4 Resident Evil Biohazard – Mia
The Resident Evil franchise has had some cracking jump scares and true horrors in its history, but none so distilled as Mia’s turn on Ethan. Not only is it the stuff of nightmares to find Ethan’s beloved crawling up the stairs with dark hair covering her face, but the sequence that follows is some of the most intense gameplay known to humanity.
As if having to personally confront The Ring’s Samara (pretty much) wasn’t terrifying enough, it’s no simple matter of fleeing or dying mere moments after her reveal. The player has to go toe-to-toe with this living nightmare defending death blows left, right, and center, delivered by a horrific being that was meant to Ethan’s lovely damsel in distress.
3 Crash Bandicoot – The High Road
There are plenty of levels in the Crash Bandicoot series that have players grinding their teeth and glaring at the screen, and The High Road is definitely one of them.
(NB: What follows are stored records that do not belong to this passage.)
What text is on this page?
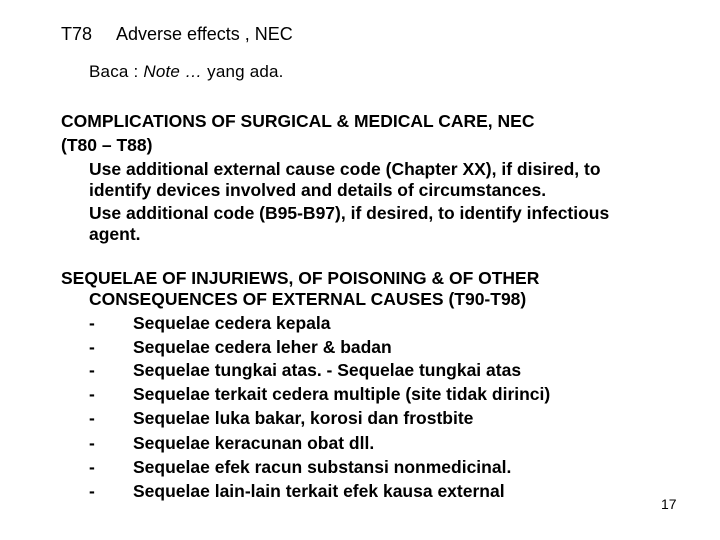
T78 Adverse effects , NEC
Baca : Note … yang ada.
COMPLICATIONS OF SURGICAL & MEDICAL CARE, NEC
(T80 – T88)
Use additional external cause code (Chapter XX), if disired, to
identify devices involved and details of circumstances.
Use additional code (B95-B97), if desired, to identify infectious
agent.
SEQUELAE OF INJURIEWS, OF POISONING & OF OTHER
CONSEQUENCES OF EXTERNAL CAUSES (T90-T98)
- Sequelae cedera kepala
- Sequelae cedera leher & badan
- Sequelae tungkai atas. - Sequelae tungkai atas
- Sequelae terkait cedera multiple (site tidak dirinci)
- Sequelae luka bakar, korosi dan frostbite
- Sequelae keracunan obat dll.
- Sequelae efek racun substansi nonmedicinal.
- Sequelae lain-lain terkait efek kausa external
17
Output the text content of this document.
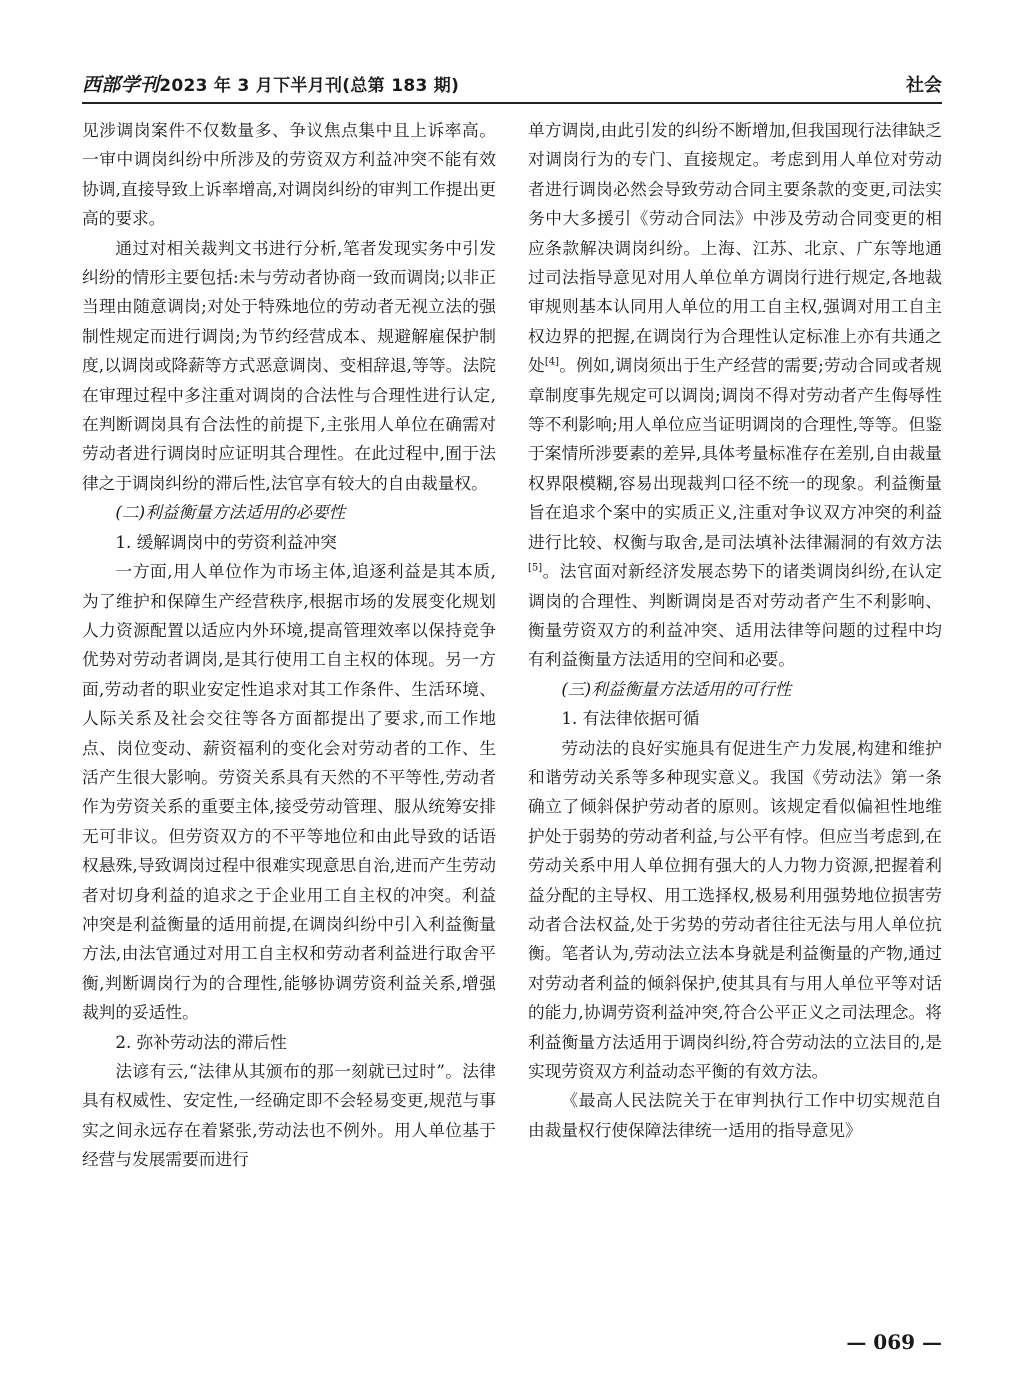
西部学刊2023 年 3 月下半月刊(总第 183 期)	社会

见涉调岗案件不仅数量多、争议焦点集中且上诉率高。一审中调岗纠纷中所涉及的劳资双方利益冲突不能有效协调,直接导致上诉率增高,对调岗纠纷的审判工作提出更高的要求。

通过对相关裁判文书进行分析,笔者发现实务中引发纠纷的情形主要包括:未与劳动者协商一致而调岗;以非正当理由随意调岗;对处于特殊地位的劳动者无视立法的强制性规定而进行调岗;为节约经营成本、规避解雇保护制度,以调岗或降薪等方式恶意调岗、变相辞退,等等。法院在审理过程中多注重对调岗的合法性与合理性进行认定,在判断调岗具有合法性的前提下,主张用人单位在确需对劳动者进行调岗时应证明其合理性。在此过程中,囿于法律之于调岗纠纷的滞后性,法官享有较大的自由裁量权。

(二)利益衡量方法适用的必要性

1. 缓解调岗中的劳资利益冲突

一方面,用人单位作为市场主体,追逐利益是其本质,为了维护和保障生产经营秩序,根据市场的发展变化规划人力资源配置以适应内外环境,提高管理效率以保持竞争优势对劳动者调岗,是其行使用工自主权的体现。另一方面,劳动者的职业安定性追求对其工作条件、生活环境、人际关系及社会交往等各方面都提出了要求,而工作地点、岗位变动、薪资福利的变化会对劳动者的工作、生活产生很大影响。劳资关系具有天然的不平等性,劳动者作为劳资关系的重要主体,接受劳动管理、服从统筹安排无可非议。但劳资双方的不平等地位和由此导致的话语权悬殊,导致调岗过程中很难实现意思自治,进而产生劳动者对切身利益的追求之于企业用工自主权的冲突。利益冲突是利益衡量的适用前提,在调岗纠纷中引入利益衡量方法,由法官通过对用工自主权和劳动者利益进行取舍平衡,判断调岗行为的合理性,能够协调劳资利益关系,增强裁判的妥适性。

2. 弥补劳动法的滞后性

法谚有云,“法律从其颁布的那一刻就已过时”。法律具有权威性、安定性,一经确定即不会轻易变更,规范与事实之间永远存在着紧张,劳动法也不例外。用人单位基于经营与发展需要而进行

单方调岗,由此引发的纠纷不断增加,但我国现行法律缺乏对调岗行为的专门、直接规定。考虑到用人单位对劳动者进行调岗必然会导致劳动合同主要条款的变更,司法实务中大多援引《劳动合同法》中涉及劳动合同变更的相应条款解决调岗纠纷。上海、江苏、北京、广东等地通过司法指导意见对用人单位单方调岗行进行规定,各地裁审规则基本认同用人单位的用工自主权,强调对用工自主权边界的把握,在调岗行为合理性认定标准上亦有共通之处[4]。例如,调岗须出于生产经营的需要;劳动合同或者规章制度事先规定可以调岗;调岗不得对劳动者产生侮辱性等不利影响;用人单位应当证明调岗的合理性,等等。但鉴于案情所涉要素的差异,具体考量标准存在差别,自由裁量权界限模糊,容易出现裁判口径不统一的现象。利益衡量旨在追求个案中的实质正义,注重对争议双方冲突的利益进行比较、权衡与取舍,是司法填补法律漏洞的有效方法[5]。法官面对新经济发展态势下的诸类调岗纠纷,在认定调岗的合理性、判断调岗是否对劳动者产生不利影响、衡量劳资双方的利益冲突、适用法律等问题的过程中均有利益衡量方法适用的空间和必要。

(三)利益衡量方法适用的可行性

1. 有法律依据可循

劳动法的良好实施具有促进生产力发展,构建和维护和谐劳动关系等多种现实意义。我国《劳动法》第一条确立了倾斜保护劳动者的原则。该规定看似偏袒性地维护处于弱势的劳动者利益,与公平有悖。但应当考虑到,在劳动关系中用人单位拥有强大的人力物力资源,把握着利益分配的主导权、用工选择权,极易利用强势地位损害劳动者合法权益,处于劣势的劳动者往往无法与用人单位抗衡。笔者认为,劳动法立法本身就是利益衡量的产物,通过对劳动者利益的倾斜保护,使其具有与用人单位平等对话的能力,协调劳资利益冲突,符合公平正义之司法理念。将利益衡量方法适用于调岗纠纷,符合劳动法的立法目的,是实现劳资双方利益动态平衡的有效方法。

《最高人民法院关于在审判执行工作中切实规范自由裁量权行使保障法律统一适用的指导意见》

— 069 —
There’s something about the chill silence of the level that makes it more intense, as it’s just the player and the sound of their own sweaty fingers crushing the controller. The misty heights make it further intimidating, despite the fact that falling off makes the player as dead as on any other level.
Its predecessor ‘Road To Nowhere’ was tricky enough, but The High Road cranks up the difficulty with its impossible range of breakable bridge planks, slippery frozen ones, and the endless, endless tortoises that love to see the player fail. Some players even resort to walking the rope handrails in a circus tightrope feat that’s seemingly just as difficult and nerve-wracking.
2 Super Smash Bros. Melee – Events 50 & 51: Final Destination Match & The Showdown
Anyone who’s played a Super Smash Bros game will know it’s an adrenaline-pumping experience. Players flit about small maps lightning quick, colossally smashing or being smashed by other characters. In one-player mode, there are various levels in which the player has to confront a multitude of aggressive enemies at once that can have them pulling their hair out.
Events 50 & 51 see the player first confront Master Hand and Crazy Hand, two unique opponents who take no knockback and tag team the player with some seemingly impossible-to-dodge attacks. In event 51, the player must fight Ganondorf, Mewtwo, and whopping great Giga Bowser who takes up half the level. Each of them has three lives. These matches take place on the final destination stage, which is simply a flat surface with nowhere to hide.
1 Halo 3 – Warthog Escape
The last sequence of the original Halo trilogy was something to behold. The three games had built up to this final moment of Master Chief and the covenant’s Arbiter hightailing it in one car across a Halo ring during its self-destruction sequence. It’s an epic undertaking accompanied brilliantly by Martin O’Donnell’s dramatic orchestral score. The undertaking is yet intensified when shared with a friend, for an unforgettable co-op experience.
These two franchise legends must floor it, gunning through droves of flood, sentinels, and falling or exploding structures on the Halo ring. On harder difficulties, the tension is magnified, and if the warthog derails, expelling both Arbiter and Chief, they are left vulnerable to the constant planet-wide pandemonium.